Convertibles perform well in rising equity markets while mitigating downside risk during market declines. They provide a more conservative approach to equities because of defensive bond like attributes. While convertibles can benefit from increases in the underlying stock price they are cushioned against stock price declines by the downside protection provided by consistent income characteristics of fixed income investments.
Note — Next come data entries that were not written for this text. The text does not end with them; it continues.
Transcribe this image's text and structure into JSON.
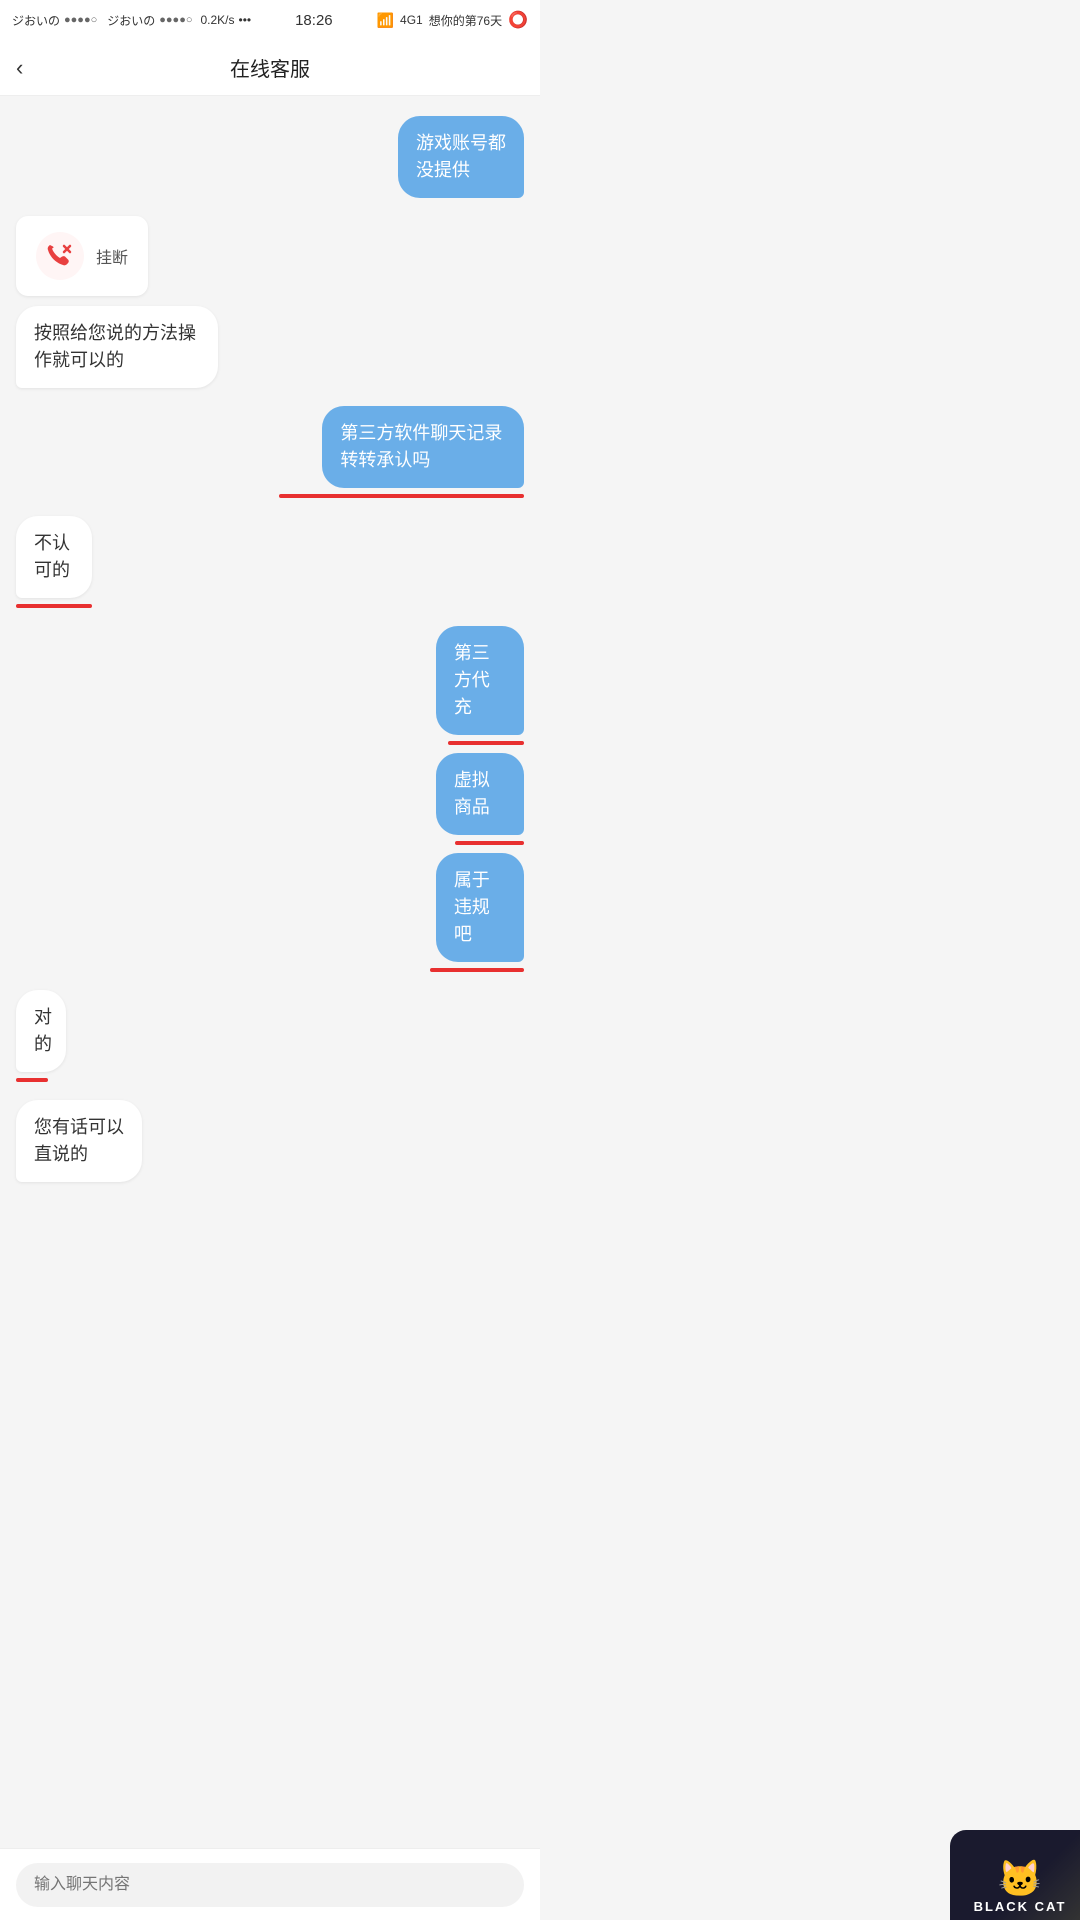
{
  "statusBar": {
    "left1": "ジおいの",
    "dots1": "●●●●○",
    "left2": "ジおいの",
    "dots2": "●●●●○",
    "speed": "0.2K/s",
    "dots3": "•••",
    "time": "18:26",
    "network": "4G1",
    "greeting": "想你的第76天"
  },
  "header": {
    "title": "在线客服",
    "back": "‹"
  },
  "messages": [
    {
      "type": "user",
      "text": "游戏账号都没提供",
      "redline": false
    },
    {
      "type": "agent-call",
      "label": "挂断",
      "subtext": "按照给您说的方法操作就可以的",
      "redline": false
    },
    {
      "type": "user",
      "text": "第三方软件聊天记录转转承认吗",
      "redline": true
    },
    {
      "type": "agent",
      "text": "不认可的",
      "redline": true
    },
    {
      "type": "user-stack",
      "items": [
        "第三方代充",
        "虚拟商品",
        "属于违规吧"
      ],
      "redlines": [
        true,
        true,
        true
      ]
    },
    {
      "type": "agent",
      "text": "对的",
      "redline": true
    },
    {
      "type": "agent",
      "text": "您有话可以直说的",
      "redline": false
    }
  ],
  "input": {
    "placeholder": "输入聊天内容"
  },
  "watermark": {
    "icon": "🐱",
    "text": "BLACK CAT"
  }
}
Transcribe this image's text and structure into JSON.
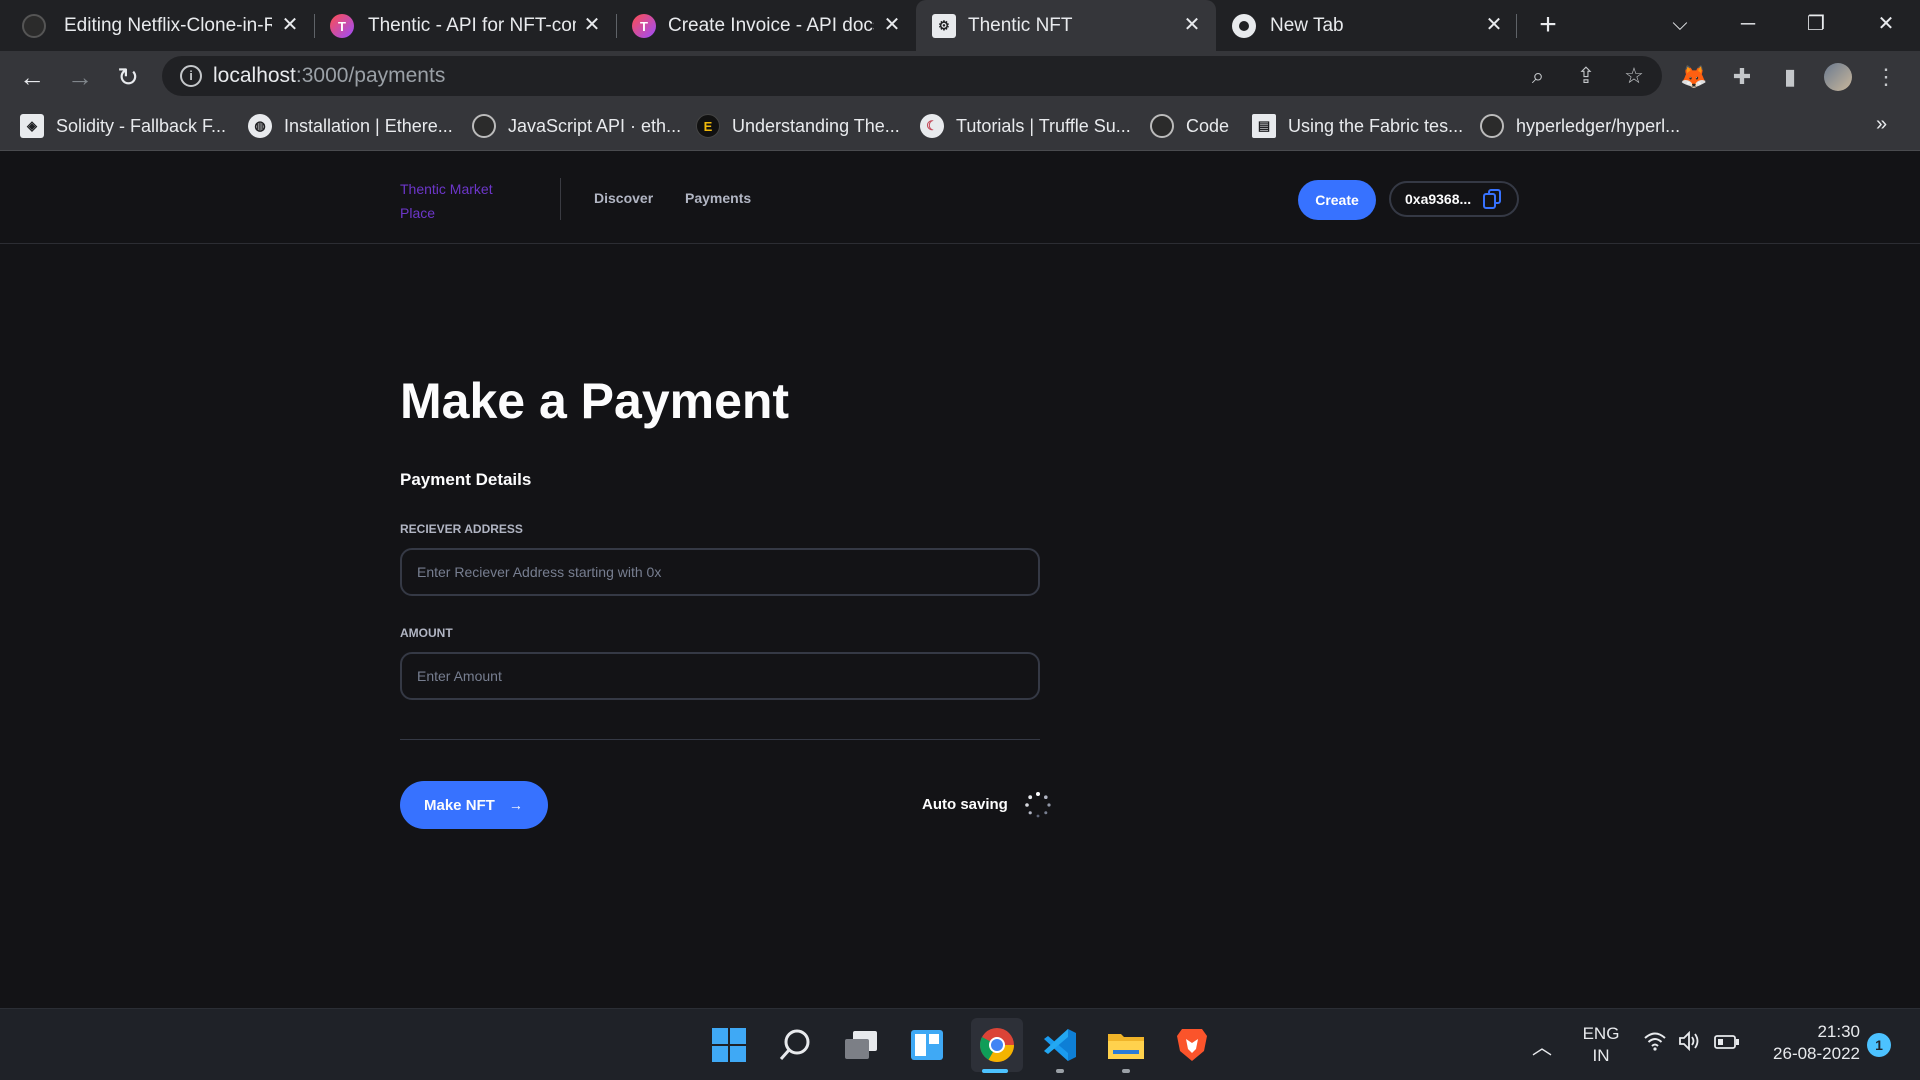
{
  "browser": {
    "tabs": [
      {
        "title": "Editing Netflix-Clone-in-React",
        "icon": "github-icon",
        "active": false
      },
      {
        "title": "Thentic - API for NFT-com",
        "icon": "thentic-icon",
        "active": false
      },
      {
        "title": "Create Invoice - API docs",
        "icon": "thentic-icon",
        "active": false
      },
      {
        "title": "Thentic NFT",
        "icon": "thentic-nft-icon",
        "active": true
      },
      {
        "title": "New Tab",
        "icon": "chrome-icon",
        "active": false
      }
    ],
    "address_host": "localhost",
    "address_path": ":3000/payments",
    "bookmarks": [
      {
        "label": "Solidity - Fallback F...",
        "icon": "solidity-icon"
      },
      {
        "label": "Installation | Ethere...",
        "icon": "globe-icon"
      },
      {
        "label": "JavaScript API · eth...",
        "icon": "github-icon"
      },
      {
        "label": "Understanding The...",
        "icon": "etherscan-icon"
      },
      {
        "label": "Tutorials | Truffle Su...",
        "icon": "truffle-icon"
      },
      {
        "label": "Code",
        "icon": "github-icon"
      },
      {
        "label": "Using the Fabric tes...",
        "icon": "document-icon"
      },
      {
        "label": "hyperledger/hyperl...",
        "icon": "github-icon"
      }
    ],
    "more_bookmarks": "»"
  },
  "site": {
    "logo_text": "Thentic Market Place",
    "nav": [
      {
        "label": "Discover"
      },
      {
        "label": "Payments"
      }
    ],
    "create_label": "Create",
    "wallet_address": "0xa9368..."
  },
  "form": {
    "title": "Make a Payment",
    "section_title": "Payment Details",
    "receiver_label": "RECIEVER ADDRESS",
    "receiver_placeholder": "Enter Reciever Address starting with 0x",
    "amount_label": "AMOUNT",
    "amount_placeholder": "Enter Amount",
    "submit_label": "Make NFT",
    "submit_arrow": "→",
    "autosave_label": "Auto saving"
  },
  "taskbar": {
    "apps": [
      "windows-start-icon",
      "search-icon",
      "task-view-icon",
      "widgets-icon",
      "chrome-icon",
      "vscode-icon",
      "file-explorer-icon",
      "brave-icon"
    ],
    "language_line1": "ENG",
    "language_line2": "IN",
    "time": "21:30",
    "date": "26-08-2022",
    "notification_count": "1"
  },
  "colors": {
    "accent": "#3772ff",
    "logo": "#6c36c9",
    "page_bg": "#131316"
  }
}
Convertibles offer investors a higher participation in upward movements as opposed to downward movements of the underlying equity.

Convertibles may offer diversification benefits as their performance does not directly correlate to either that of equities or bonds.  Adding convertibles to a portfolio should reduce overall portfolio volatility.  Convertible debentures are typically lower investment grade (most are not provided a credit rating by Moody’s, DBRS, or S&P) and are more appropriate as part of a diversified portfolio.  We feel investors should have at a minimum a moderate risk tolerance.  Not all convertibles are equal, and some would be better classified as higher risk.

Unlike most bonds, convertibles trade on stock exchanges where the bid and ask prices are visible to all market participants. This is an advantage for most investors as it provides greater transparency and efficiency in pricing.   This also provides the ability for investors to put limit orders in to purchase or sell at a pre-determined price.

Credit risk is a concern as with any fixed income investment.  As noted above, most Canadian convertibles are not rated by the credit rating agencies. One way to gauge credit risk is to consider the creditworthiness of the issuer and examine the possibility of default.  Interest rate risk also affects convertibles just like all other fixed income securities.